Endpoint Protection

 View Only
  • 1.  SEPM Unbearably high disk i/o utilization NOT DISK USAGE

    Posted Aug 17, 2010 01:26 PM
    Hello,

    We're running SEPM 11.0.4414.26 on a dedicated "server" in a virtualization environment (kvm to be specific).  As a result, disk i/o is a continuing issue.  Our problem is that SEPM, or more specifically, dbserv9.exe, the embeded database, sits and chews on the disk continuously, using 70-95% of the available disk io on the underlying storage.  Nobody is doing anything and there are about 40 workstations with managed SEP on them.  Any ideas where I should start looking to find out what/why this process needs to constantly read the same file repeatedly?  I'm guessing queries are occuring, but why?  And 24/7 for days?  Or is it some sort of consistency check that we just haven't ever let finish--during high loads, we're often forced to shutdown SEPM to give disk io to other servers that need it.

    Any help would greatly be appreciated.  Thank you all for your time.

    -CJO-


  • 2.  RE: SEPM Unbearably high disk i/o utilization NOT DISK USAGE

    Posted Aug 17, 2010 02:31 PM
    A couple of things...  2GB of RAM or more is a good amount of memory to have for the SEPM.  Dedicated memory, not overcommitted memory.  You may not have allocated enough CPU too?  two works great in most cases, probably in yours too.

    If your clients are set to push mode, change it to pull, and increase the time in which the clients check in and refresh the database.

    If you have LiveUpdate set to "Continuous,"  Dont.  Set it for around 4hr-5hrs.
    Also up the content revisions for LiveUpdate defs to over 20 (default is 3).  It will consume more disk space, but use less network bandwidth and disk I/O by not having to send full defs (over 100MB x 40Hosts) if they are off for the weekend.  
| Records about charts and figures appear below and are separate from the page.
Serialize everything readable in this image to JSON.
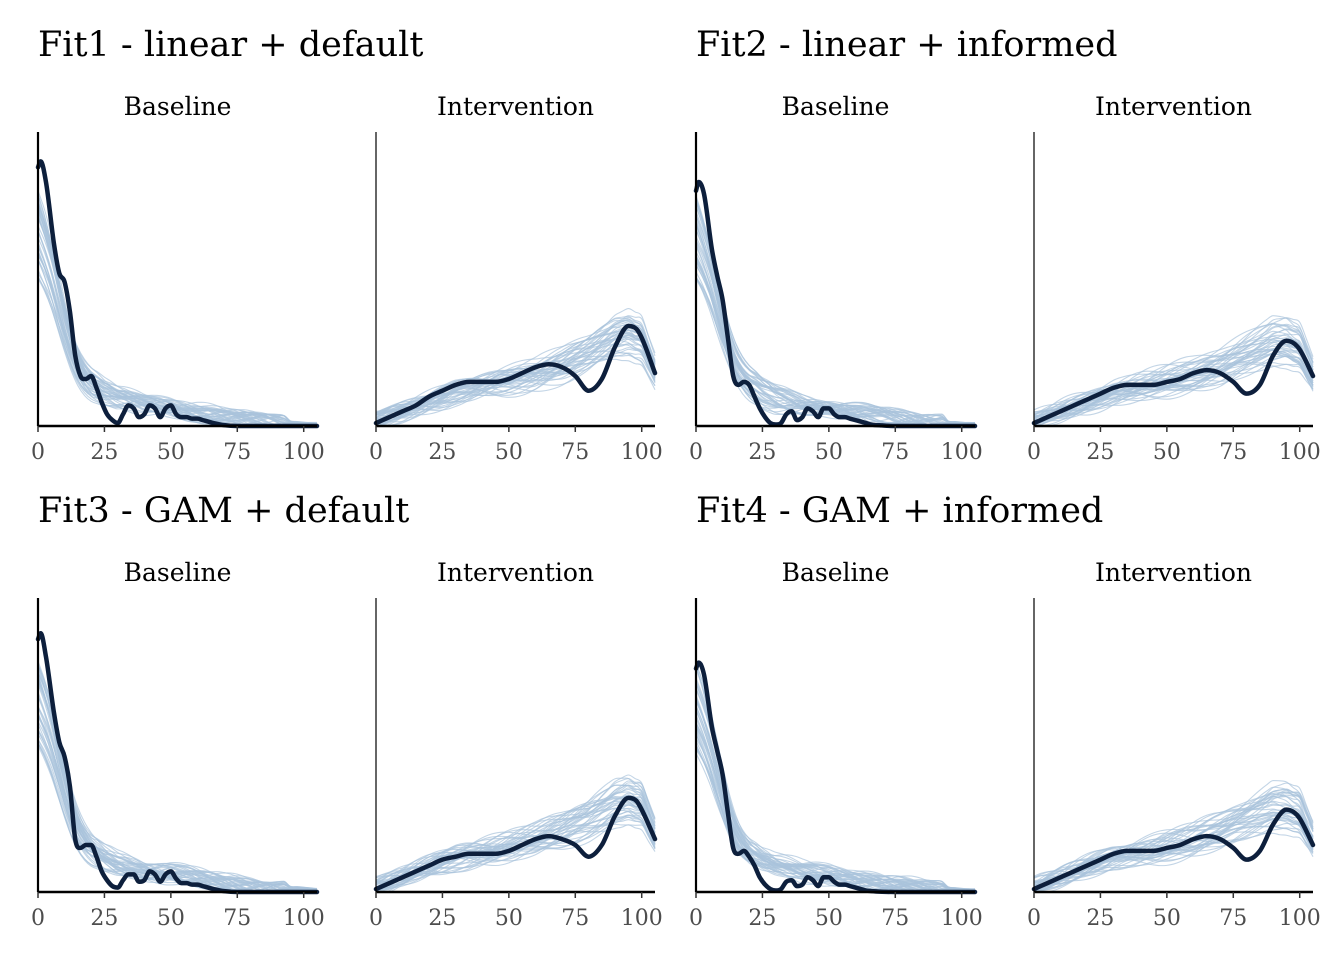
{
  "chart_data": [
    {
      "type": "line",
      "title": "Fit1 - linear + default",
      "panels": [
        {
          "label": "Baseline",
          "xlim": [
            0,
            105
          ],
          "ylim": [
            0,
            1
          ],
          "xticks": [
            "0",
            "25",
            "50",
            "75",
            "100"
          ],
          "observed": {
            "x": [
              0,
              1,
              3,
              6,
              8,
              10,
              12,
              14,
              16,
              18,
              20,
              22,
              24,
              26,
              28,
              30,
              32,
              34,
              36,
              38,
              40,
              42,
              44,
              46,
              48,
              50,
              52,
              54,
              56,
              58,
              60,
              62,
              64,
              66,
              70,
              75,
              80,
              85,
              90,
              95,
              100,
              105
            ],
            "y": [
              0.88,
              0.9,
              0.83,
              0.62,
              0.52,
              0.49,
              0.39,
              0.24,
              0.17,
              0.16,
              0.17,
              0.13,
              0.08,
              0.04,
              0.02,
              0.01,
              0.04,
              0.07,
              0.06,
              0.03,
              0.04,
              0.07,
              0.06,
              0.03,
              0.06,
              0.07,
              0.04,
              0.03,
              0.03,
              0.025,
              0.025,
              0.02,
              0.015,
              0.01,
              0.003,
              0.0,
              0.0,
              0.0,
              0.0,
              0.0,
              0.0,
              0.0
            ]
          },
          "replicates": {
            "x": [
              0,
              2,
              5,
              8,
              11,
              14,
              17,
              20,
              25,
              30,
              40,
              50,
              60,
              70,
              80,
              90,
              100,
              105
            ],
            "y": [
              0.62,
              0.58,
              0.5,
              0.4,
              0.3,
              0.22,
              0.17,
              0.14,
              0.11,
              0.09,
              0.07,
              0.06,
              0.045,
              0.03,
              0.02,
              0.012,
              0.006,
              0.003
            ]
          }
        },
        {
          "label": "Intervention",
          "xlim": [
            0,
            105
          ],
          "ylim": [
            0,
            1
          ],
          "xticks": [
            "0",
            "25",
            "50",
            "75",
            "100"
          ],
          "observed": {
            "x": [
              0,
              5,
              10,
              15,
              20,
              25,
              30,
              35,
              40,
              45,
              50,
              55,
              60,
              65,
              70,
              75,
              80,
              85,
              90,
              95,
              98,
              100,
              105
            ],
            "y": [
              0.01,
              0.03,
              0.05,
              0.07,
              0.1,
              0.12,
              0.14,
              0.15,
              0.15,
              0.15,
              0.16,
              0.18,
              0.2,
              0.21,
              0.2,
              0.17,
              0.12,
              0.16,
              0.27,
              0.34,
              0.33,
              0.3,
              0.18
            ]
          },
          "replicates": {
            "x": [
              0,
              10,
              20,
              30,
              40,
              50,
              60,
              70,
              80,
              90,
              95,
              100,
              105
            ],
            "y": [
              0.02,
              0.05,
              0.08,
              0.11,
              0.13,
              0.15,
              0.17,
              0.2,
              0.24,
              0.29,
              0.3,
              0.28,
              0.18
            ]
          }
        }
      ]
    },
    {
      "type": "line",
      "title": "Fit2 - linear + informed",
      "panels": [
        {
          "label": "Baseline",
          "xlim": [
            0,
            105
          ],
          "ylim": [
            0,
            1
          ],
          "xticks": [
            "0",
            "25",
            "50",
            "75",
            "100"
          ],
          "observed": {
            "x": [
              0,
              1,
              3,
              6,
              8,
              10,
              12,
              14,
              16,
              18,
              20,
              22,
              24,
              26,
              28,
              30,
              32,
              34,
              36,
              38,
              40,
              42,
              44,
              46,
              48,
              50,
              52,
              54,
              56,
              58,
              60,
              62,
              64,
              66,
              70,
              75,
              80,
              85,
              90,
              95,
              100,
              105
            ],
            "y": [
              0.8,
              0.83,
              0.79,
              0.6,
              0.51,
              0.43,
              0.3,
              0.17,
              0.14,
              0.15,
              0.14,
              0.1,
              0.06,
              0.03,
              0.01,
              0.005,
              0.01,
              0.04,
              0.05,
              0.02,
              0.03,
              0.06,
              0.05,
              0.03,
              0.06,
              0.06,
              0.04,
              0.03,
              0.03,
              0.025,
              0.02,
              0.015,
              0.01,
              0.005,
              0.002,
              0.0,
              0.0,
              0.0,
              0.0,
              0.0,
              0.0,
              0.0
            ]
          },
          "replicates": {
            "x": [
              0,
              2,
              5,
              8,
              11,
              14,
              17,
              20,
              25,
              30,
              40,
              50,
              60,
              70,
              80,
              90,
              100,
              105
            ],
            "y": [
              0.62,
              0.58,
              0.5,
              0.4,
              0.3,
              0.22,
              0.17,
              0.14,
              0.11,
              0.09,
              0.07,
              0.06,
              0.045,
              0.03,
              0.02,
              0.012,
              0.006,
              0.003
            ]
          }
        },
        {
          "label": "Intervention",
          "xlim": [
            0,
            105
          ],
          "ylim": [
            0,
            1
          ],
          "xticks": [
            "0",
            "25",
            "50",
            "75",
            "100"
          ],
          "observed": {
            "x": [
              0,
              5,
              10,
              15,
              20,
              25,
              30,
              35,
              40,
              45,
              50,
              55,
              60,
              65,
              70,
              75,
              80,
              85,
              90,
              95,
              98,
              100,
              105
            ],
            "y": [
              0.01,
              0.03,
              0.05,
              0.07,
              0.09,
              0.11,
              0.13,
              0.14,
              0.14,
              0.14,
              0.15,
              0.16,
              0.18,
              0.19,
              0.18,
              0.15,
              0.11,
              0.14,
              0.24,
              0.29,
              0.28,
              0.26,
              0.17
            ]
          },
          "replicates": {
            "x": [
              0,
              10,
              20,
              30,
              40,
              50,
              60,
              70,
              80,
              90,
              95,
              100,
              105
            ],
            "y": [
              0.02,
              0.05,
              0.08,
              0.11,
              0.13,
              0.15,
              0.17,
              0.2,
              0.24,
              0.28,
              0.28,
              0.26,
              0.17
            ]
          }
        }
      ]
    },
    {
      "type": "line",
      "title": "Fit3 - GAM + default",
      "panels": [
        {
          "label": "Baseline",
          "xlim": [
            0,
            105
          ],
          "ylim": [
            0,
            1
          ],
          "xticks": [
            "0",
            "25",
            "50",
            "75",
            "100"
          ],
          "observed": {
            "x": [
              0,
              1,
              3,
              6,
              8,
              10,
              12,
              14,
              16,
              18,
              20,
              22,
              24,
              26,
              28,
              30,
              32,
              34,
              36,
              38,
              40,
              42,
              44,
              46,
              48,
              50,
              52,
              54,
              56,
              58,
              60,
              62,
              64,
              66,
              70,
              75,
              80,
              85,
              90,
              95,
              100,
              105
            ],
            "y": [
              0.86,
              0.88,
              0.8,
              0.61,
              0.51,
              0.46,
              0.36,
              0.18,
              0.15,
              0.16,
              0.16,
              0.12,
              0.07,
              0.04,
              0.02,
              0.015,
              0.04,
              0.06,
              0.06,
              0.035,
              0.04,
              0.07,
              0.06,
              0.035,
              0.06,
              0.07,
              0.045,
              0.03,
              0.03,
              0.025,
              0.025,
              0.02,
              0.015,
              0.01,
              0.003,
              0.0,
              0.0,
              0.0,
              0.0,
              0.0,
              0.0,
              0.0
            ]
          },
          "replicates": {
            "x": [
              0,
              2,
              5,
              8,
              11,
              14,
              17,
              20,
              25,
              30,
              40,
              50,
              60,
              70,
              80,
              90,
              100,
              105
            ],
            "y": [
              0.62,
              0.58,
              0.5,
              0.4,
              0.3,
              0.22,
              0.17,
              0.14,
              0.11,
              0.09,
              0.07,
              0.06,
              0.045,
              0.03,
              0.02,
              0.012,
              0.006,
              0.003
            ]
          }
        },
        {
          "label": "Intervention",
          "xlim": [
            0,
            105
          ],
          "ylim": [
            0,
            1
          ],
          "xticks": [
            "0",
            "25",
            "50",
            "75",
            "100"
          ],
          "observed": {
            "x": [
              0,
              5,
              10,
              15,
              20,
              25,
              30,
              35,
              40,
              45,
              50,
              55,
              60,
              65,
              70,
              75,
              80,
              85,
              90,
              95,
              98,
              100,
              105
            ],
            "y": [
              0.01,
              0.03,
              0.05,
              0.07,
              0.09,
              0.11,
              0.12,
              0.13,
              0.13,
              0.13,
              0.14,
              0.16,
              0.18,
              0.19,
              0.18,
              0.16,
              0.12,
              0.16,
              0.26,
              0.32,
              0.31,
              0.28,
              0.18
            ]
          },
          "replicates": {
            "x": [
              0,
              10,
              20,
              30,
              40,
              50,
              60,
              70,
              80,
              90,
              95,
              100,
              105
            ],
            "y": [
              0.02,
              0.05,
              0.08,
              0.11,
              0.13,
              0.15,
              0.17,
              0.2,
              0.24,
              0.29,
              0.3,
              0.28,
              0.18
            ]
          }
        }
      ]
    },
    {
      "type": "line",
      "title": "Fit4 - GAM + informed",
      "panels": [
        {
          "label": "Baseline",
          "xlim": [
            0,
            105
          ],
          "ylim": [
            0,
            1
          ],
          "xticks": [
            "0",
            "25",
            "50",
            "75",
            "100"
          ],
          "observed": {
            "x": [
              0,
              1,
              3,
              6,
              8,
              10,
              12,
              14,
              16,
              18,
              20,
              22,
              24,
              26,
              28,
              30,
              32,
              34,
              36,
              38,
              40,
              42,
              44,
              46,
              48,
              50,
              52,
              54,
              56,
              58,
              60,
              62,
              64,
              66,
              70,
              75,
              80,
              85,
              90,
              95,
              100,
              105
            ],
            "y": [
              0.76,
              0.78,
              0.74,
              0.56,
              0.48,
              0.4,
              0.27,
              0.15,
              0.13,
              0.14,
              0.12,
              0.09,
              0.05,
              0.025,
              0.01,
              0.005,
              0.01,
              0.035,
              0.04,
              0.02,
              0.025,
              0.05,
              0.04,
              0.02,
              0.05,
              0.05,
              0.035,
              0.025,
              0.025,
              0.02,
              0.015,
              0.01,
              0.005,
              0.003,
              0.001,
              0.0,
              0.0,
              0.0,
              0.0,
              0.0,
              0.0,
              0.0
            ]
          },
          "replicates": {
            "x": [
              0,
              2,
              5,
              8,
              11,
              14,
              17,
              20,
              25,
              30,
              40,
              50,
              60,
              70,
              80,
              90,
              100,
              105
            ],
            "y": [
              0.62,
              0.58,
              0.5,
              0.4,
              0.3,
              0.22,
              0.17,
              0.14,
              0.11,
              0.09,
              0.07,
              0.06,
              0.045,
              0.03,
              0.02,
              0.012,
              0.006,
              0.003
            ]
          }
        },
        {
          "label": "Intervention",
          "xlim": [
            0,
            105
          ],
          "ylim": [
            0,
            1
          ],
          "xticks": [
            "0",
            "25",
            "50",
            "75",
            "100"
          ],
          "observed": {
            "x": [
              0,
              5,
              10,
              15,
              20,
              25,
              30,
              35,
              40,
              45,
              50,
              55,
              60,
              65,
              70,
              75,
              80,
              85,
              90,
              95,
              98,
              100,
              105
            ],
            "y": [
              0.01,
              0.03,
              0.05,
              0.07,
              0.09,
              0.11,
              0.13,
              0.14,
              0.14,
              0.14,
              0.15,
              0.16,
              0.18,
              0.19,
              0.18,
              0.15,
              0.11,
              0.14,
              0.23,
              0.28,
              0.27,
              0.25,
              0.16
            ]
          },
          "replicates": {
            "x": [
              0,
              10,
              20,
              30,
              40,
              50,
              60,
              70,
              80,
              90,
              95,
              100,
              105
            ],
            "y": [
              0.02,
              0.05,
              0.08,
              0.11,
              0.13,
              0.15,
              0.17,
              0.2,
              0.24,
              0.28,
              0.28,
              0.26,
              0.17
            ]
          }
        }
      ]
    }
  ],
  "colors": {
    "observed": "#0d1f3c",
    "replicates": "#a9c3dc",
    "axis": "#000000",
    "tick_label": "#4d4d4d"
  }
}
    Lastly, You may want to look at upgrading the SEPM to the current RU6 MP1 from your current MR4 build.  The build number is 11.0.6100.x, two major revisions higher, with some hotfixes in between...  






  • 3.  RE: SEPM Unbearably high disk i/o utilization NOT DISK USAGE

    Posted Aug 17, 2010 07:20 PM

    Like the previous poster said, migrating to RU6 might be a good idea too. You are running software that's nearly 2 years old now.